PyData Global 2022

Text to Data: Make Your Code Malleable, Not Brittle
12-01, 18:30–19:00 (UTC), Talk Track I

Extracting the highly valuable data from unstructured text often results in hard-to-read, brittle, difficult-to-maintain code. The problem is that using regular expressions directly embedded in the program control flow does not provide the best level of abstraction. We propose a query language (based on the tuple relational calculus) that facilitates data extraction. Developers can explicitly express their intent declaratively, making their code much easier to write, read, and maintain.


We allow the programmer to express what they are searching for by using higher-level concepts to express their query as tags, locations and expressions on location relations.

The location of a string of characters within the document is the interval defining its starting and ending position. Locations are grouped into sets and these sets are associated with tags. Tags can be used in conjunctions and disjunctions of interval relations to query for tuples of locations. Consider extracting the date and email from email threads of the form:

"On Wed, Oct 30, 2019 at 10:00 am Jane Doe jane.doe@hotmail.com wrote:"

Tags ON and WROTE can be associated with locations of strings "On" and "wrote:" in the body of the email.
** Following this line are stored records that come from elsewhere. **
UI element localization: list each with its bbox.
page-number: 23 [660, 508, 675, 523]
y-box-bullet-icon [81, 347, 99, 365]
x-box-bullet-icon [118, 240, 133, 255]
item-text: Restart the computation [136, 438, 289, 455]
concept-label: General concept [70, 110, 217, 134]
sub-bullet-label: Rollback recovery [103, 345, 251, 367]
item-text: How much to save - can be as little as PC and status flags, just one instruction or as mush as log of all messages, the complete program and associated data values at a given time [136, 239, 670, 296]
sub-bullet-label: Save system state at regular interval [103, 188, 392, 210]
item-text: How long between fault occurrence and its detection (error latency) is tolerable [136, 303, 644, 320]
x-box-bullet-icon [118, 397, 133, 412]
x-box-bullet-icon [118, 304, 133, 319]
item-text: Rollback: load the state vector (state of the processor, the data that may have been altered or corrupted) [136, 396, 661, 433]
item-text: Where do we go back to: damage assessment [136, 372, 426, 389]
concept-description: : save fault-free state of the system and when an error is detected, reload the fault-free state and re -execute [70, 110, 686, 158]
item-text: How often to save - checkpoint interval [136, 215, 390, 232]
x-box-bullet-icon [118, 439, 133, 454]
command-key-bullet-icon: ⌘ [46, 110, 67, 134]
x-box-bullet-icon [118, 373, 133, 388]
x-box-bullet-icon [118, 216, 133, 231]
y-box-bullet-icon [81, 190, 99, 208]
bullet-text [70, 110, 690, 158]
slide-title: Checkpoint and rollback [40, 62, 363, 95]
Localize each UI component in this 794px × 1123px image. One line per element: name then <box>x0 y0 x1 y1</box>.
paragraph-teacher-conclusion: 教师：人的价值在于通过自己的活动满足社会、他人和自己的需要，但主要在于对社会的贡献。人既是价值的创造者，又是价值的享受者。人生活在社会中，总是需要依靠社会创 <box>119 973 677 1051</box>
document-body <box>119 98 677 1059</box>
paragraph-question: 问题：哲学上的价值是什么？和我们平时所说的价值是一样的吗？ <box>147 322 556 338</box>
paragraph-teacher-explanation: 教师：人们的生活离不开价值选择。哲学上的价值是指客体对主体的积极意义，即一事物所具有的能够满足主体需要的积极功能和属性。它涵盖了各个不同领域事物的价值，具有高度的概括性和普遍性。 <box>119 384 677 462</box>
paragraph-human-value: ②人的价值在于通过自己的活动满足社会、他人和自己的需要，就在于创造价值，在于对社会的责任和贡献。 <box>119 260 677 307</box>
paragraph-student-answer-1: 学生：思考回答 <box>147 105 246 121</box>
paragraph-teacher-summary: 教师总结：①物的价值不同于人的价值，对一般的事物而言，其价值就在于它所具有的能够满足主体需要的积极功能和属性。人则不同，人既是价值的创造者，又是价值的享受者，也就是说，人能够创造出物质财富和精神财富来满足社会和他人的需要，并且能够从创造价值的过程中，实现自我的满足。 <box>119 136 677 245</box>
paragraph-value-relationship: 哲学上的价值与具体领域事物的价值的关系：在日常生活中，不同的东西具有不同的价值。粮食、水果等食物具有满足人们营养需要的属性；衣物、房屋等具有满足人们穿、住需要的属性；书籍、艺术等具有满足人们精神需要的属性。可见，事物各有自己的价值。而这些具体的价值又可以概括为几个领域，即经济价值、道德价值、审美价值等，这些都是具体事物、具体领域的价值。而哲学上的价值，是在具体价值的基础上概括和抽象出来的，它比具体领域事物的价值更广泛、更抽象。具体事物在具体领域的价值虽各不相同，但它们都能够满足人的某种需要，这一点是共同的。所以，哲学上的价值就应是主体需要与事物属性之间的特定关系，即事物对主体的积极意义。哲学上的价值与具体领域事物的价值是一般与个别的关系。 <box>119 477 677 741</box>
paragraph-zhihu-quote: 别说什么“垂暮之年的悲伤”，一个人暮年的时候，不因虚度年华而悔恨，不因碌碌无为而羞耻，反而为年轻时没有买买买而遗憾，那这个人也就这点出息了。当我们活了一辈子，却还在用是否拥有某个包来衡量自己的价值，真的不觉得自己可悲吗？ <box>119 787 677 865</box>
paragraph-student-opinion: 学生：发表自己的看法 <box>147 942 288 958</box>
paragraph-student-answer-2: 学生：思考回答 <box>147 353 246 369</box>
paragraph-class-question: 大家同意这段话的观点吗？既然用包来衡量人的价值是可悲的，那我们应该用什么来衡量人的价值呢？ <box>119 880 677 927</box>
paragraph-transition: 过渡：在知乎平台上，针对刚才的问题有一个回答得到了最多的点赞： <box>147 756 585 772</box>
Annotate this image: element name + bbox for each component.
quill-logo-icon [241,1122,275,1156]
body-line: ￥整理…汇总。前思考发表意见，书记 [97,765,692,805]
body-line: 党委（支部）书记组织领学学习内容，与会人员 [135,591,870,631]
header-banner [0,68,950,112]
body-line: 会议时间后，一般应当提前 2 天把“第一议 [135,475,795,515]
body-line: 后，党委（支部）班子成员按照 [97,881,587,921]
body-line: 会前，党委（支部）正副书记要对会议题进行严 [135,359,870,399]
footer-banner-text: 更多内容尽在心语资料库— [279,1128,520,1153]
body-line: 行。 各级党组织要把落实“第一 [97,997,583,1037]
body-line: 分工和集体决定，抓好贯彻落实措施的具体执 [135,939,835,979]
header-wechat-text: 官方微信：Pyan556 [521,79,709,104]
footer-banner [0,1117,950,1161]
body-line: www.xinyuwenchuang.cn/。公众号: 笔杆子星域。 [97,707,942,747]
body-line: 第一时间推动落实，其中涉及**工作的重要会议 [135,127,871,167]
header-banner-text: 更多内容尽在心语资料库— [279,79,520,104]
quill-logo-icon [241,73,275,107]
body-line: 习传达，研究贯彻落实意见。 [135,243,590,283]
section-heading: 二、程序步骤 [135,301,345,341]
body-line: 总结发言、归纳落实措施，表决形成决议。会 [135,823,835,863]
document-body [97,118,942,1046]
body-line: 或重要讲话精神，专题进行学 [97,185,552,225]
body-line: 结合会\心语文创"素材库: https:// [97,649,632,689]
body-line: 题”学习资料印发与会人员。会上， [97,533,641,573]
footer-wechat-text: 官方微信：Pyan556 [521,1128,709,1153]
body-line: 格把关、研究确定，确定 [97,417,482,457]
Tags DATE and EMAIL can be associated with dates and emails in the email body. We can find 4-tuples l1, l2, l3, l4 of locations in ON, WROTE, DATE, and EMAIL, respectively; such that each tuple satisfies the following predicate: seq_before(l1, l3, l4, l2) and distance(l1,l2)<100. Interval relation "seq_before" is satisfied if l1 < l3 < l4 < l2. Function "distance" computes the number of characters between the end of location l1 and the beginning of l2. This predicate selects 4-tuples that follow the pattern of the email thread above. To select only the date and email, we project the 4-tuple to (l3, l4).

In this talk, we will describe the query language in detail and its implementation in python. We will present a jupyter notebook with examples that illustrate how functionality changes and enhancements can be done by changing old queries or adding new queries, which makes the code much easier to maintain.


Prior Knowledge Expected

No previous knowledge expected

After earning his Ph.D., David Barrett has been teaching and applying results from computer-science research to engineer solutions for large-scale software problems for the last twenty years. His expertise includes machine learning, software systems, networks, databases, programming languages and compiler-construction. He has presented talks at peer-reviewed academic conferences on data layouts and retrieval scheduling for multimedia, and dynamic memory allocation for programming languages. He has also presented on document databases, and software vulnerabilities at NoSQLNow and the Open Source Summit.

Martha's professional experience in research and development spans decades of work in both academia and industry. After earning her PhD, she worked on research in databases, multimedia systems, machine learning and natural language processing. Her research work has been published in peer-reviewed journals and academic conference proceedings. Her development experience spans multiple industries, including: high performance parallel systems, cybersecurity, fintech, and healthcare.